The question: would consumers pay for content if the ads were removed? 

MediaPost published the article, If There Were No Ads, How Much Would You Pay? And here’s what happened: “Zigby Analytics asked that same question to 1,004 US adults and found that Americans assign a value of about $1,200 per year to the services provided them. 85% of respondents said that they prefer an ad-supported Internet model as opposed to paying for content… It may very well end up that after all the dust settles around how publishers will make money in the future without destroying their UX, ad-supported models will turn out to be the best option. No one likes having to pay for things, after all. 75% of respondents said that they would reduce their Internet usage a great deal on all devices if the Internet was on a paid model. 90% of them said that services like email, blogs, the news and weather were very important or somewhat important.”

What does this tell us?

Consumer respect and value content. They prefer ads over paying content (but they hate the ads). Ad-supported models may be a publisher’s only hope (this means more players, less attention to the ads and less value on the price of the ad). Consumers would prefer free content (they value content, but don’t want to pay for it?). If publisher’s charge for content, they will get less consumers. Consumers all agree, that they can’t live without this content and the services. What a headache. Smart people are trying to solve this problem.

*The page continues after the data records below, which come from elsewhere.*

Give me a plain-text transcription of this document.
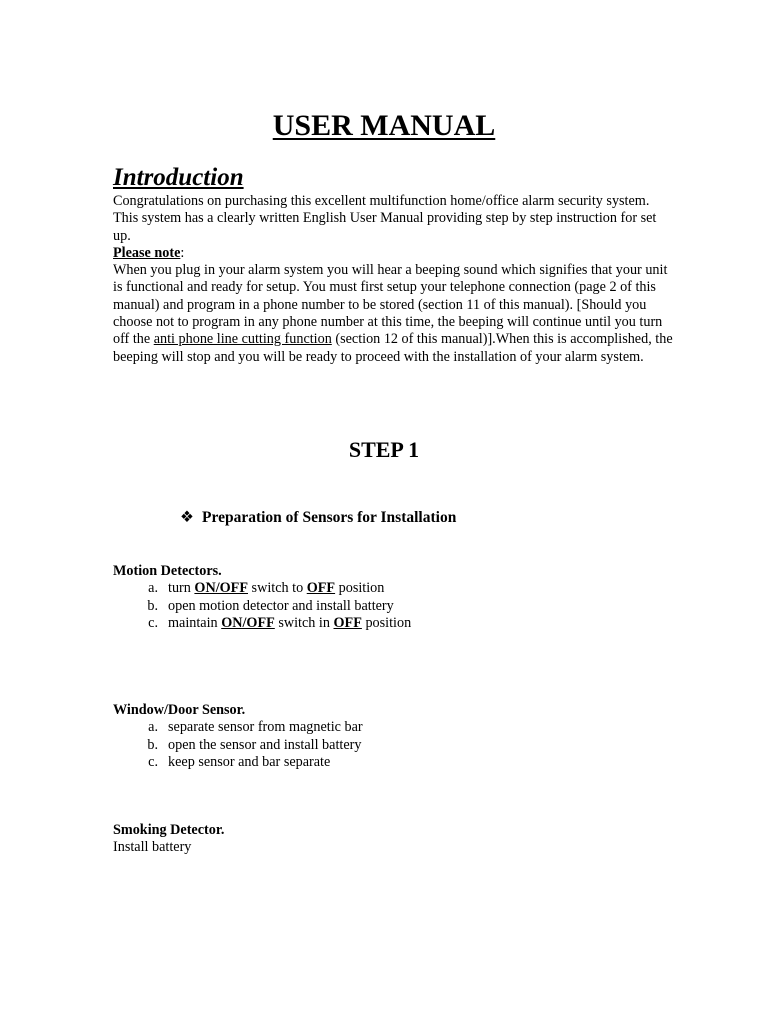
USER MANUAL
Introduction
Congratulations on purchasing this excellent multifunction home/office alarm security system. This system has a clearly written English User Manual providing step by step instruction for set up.
Please note:
When you plug in your alarm system you will hear a beeping sound which signifies that your unit is functional and ready for setup. You must first setup your telephone connection (page 2 of this manual) and program in a phone number to be stored (section 11 of this manual). [Should you choose not to program in any phone number at this time, the beeping will continue until you turn off the anti phone line cutting function (section 12 of this manual)].When this is accomplished, the beeping will stop and you will be ready to proceed with the installation of your alarm system.
STEP 1
❖ Preparation of Sensors for Installation
Motion Detectors.
a. turn ON/OFF switch to OFF position
b. open motion detector and install battery
c. maintain ON/OFF switch in OFF position
Window/Door Sensor.
a. separate sensor from magnetic bar
b. open the sensor and install battery
c. keep sensor and bar separate
Smoking Detector.
Install battery
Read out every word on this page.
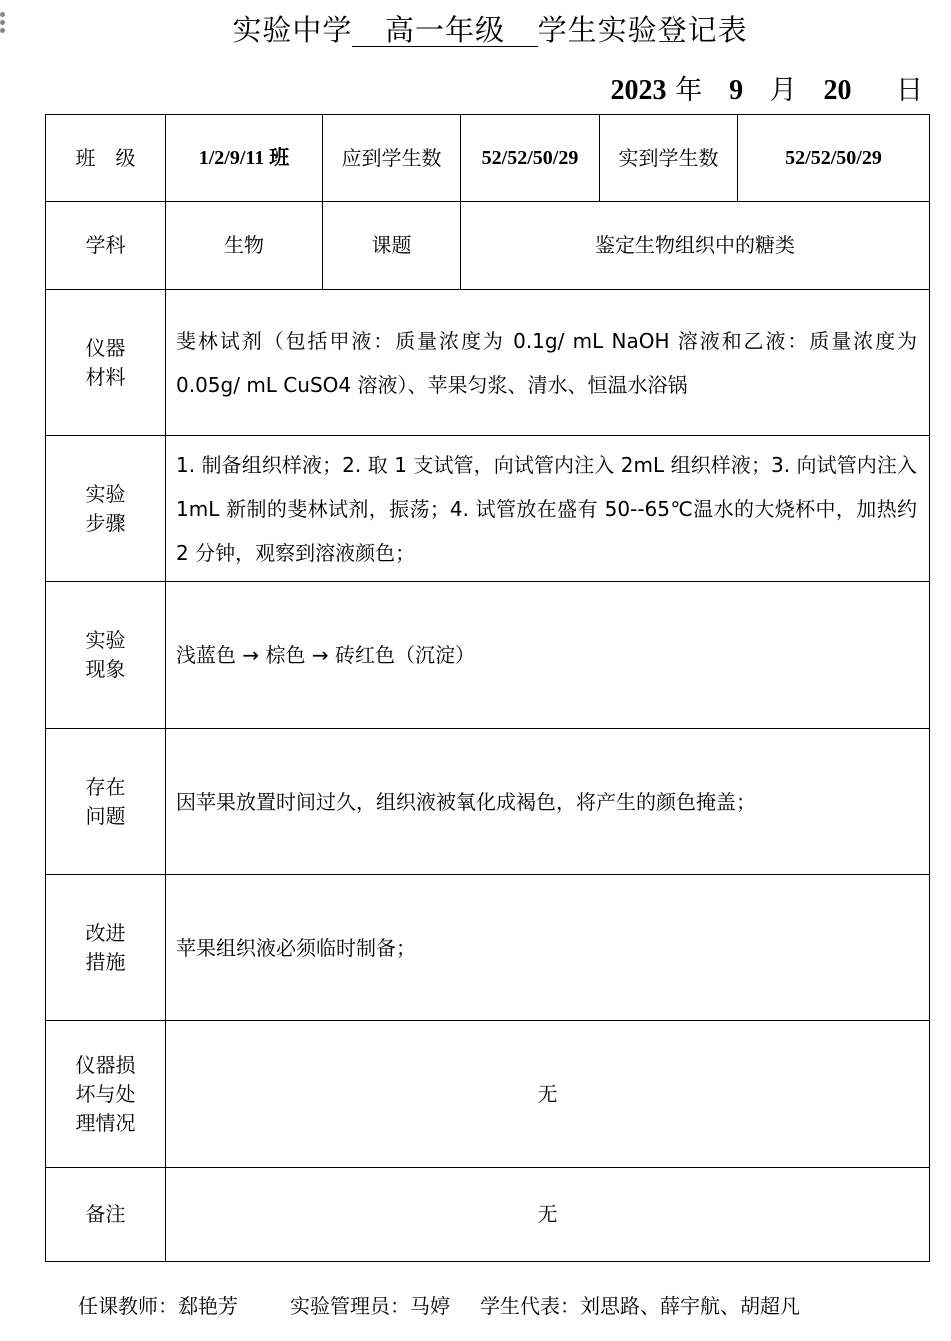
实验中学 高一年级 学生实验登记表
2023 年 9 月 20 日
班　级	1/2/9/11 班	应到学生数	52/52/50/29	实到学生数	52/52/50/29
学科	生物	课题	鉴定生物组织中的糖类		
仪器
材料	斐林试剂（包括甲液：质量浓度为 0.1g/ mL NaOH 溶液和乙液：质量浓度为 0.05g/ mL CuSO4 溶液）、苹果匀浆、清水、恒温水浴锅				
实验
步骤	1. 制备组织样液；2. 取 1 支试管，向试管内注入 2mL 组织样液；3. 向试管内注入 1mL 新制的斐林试剂，振荡；4. 试管放在盛有 50--65℃温水的大烧杯中，加热约 2 分钟，观察到溶液颜色；				
实验
现象	浅蓝色 → 棕色 → 砖红色（沉淀）				
存在
问题	因苹果放置时间过久，组织液被氧化成褐色，将产生的颜色掩盖；				
改进
措施	苹果组织液必须临时制备；				
仪器损
坏与处
理情况	无				
备注	无				
任课教师：郄艳芳	实验管理员：马婷 学生代表：刘思路、薛宇航、胡超凡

Few publishers have found a true, valuable and sustainable business model around this. It’s a complex problem as more advertising shifts to digital channels and segments beyond the traditional advertising channel.

Perhaps a more elegant question about publishing is this: Do consumers truly understand the implications of what happens when these publishers can no longer make enough money to keep the lights on, and what this means for democracy, access to information and how sustainable communities stay connected?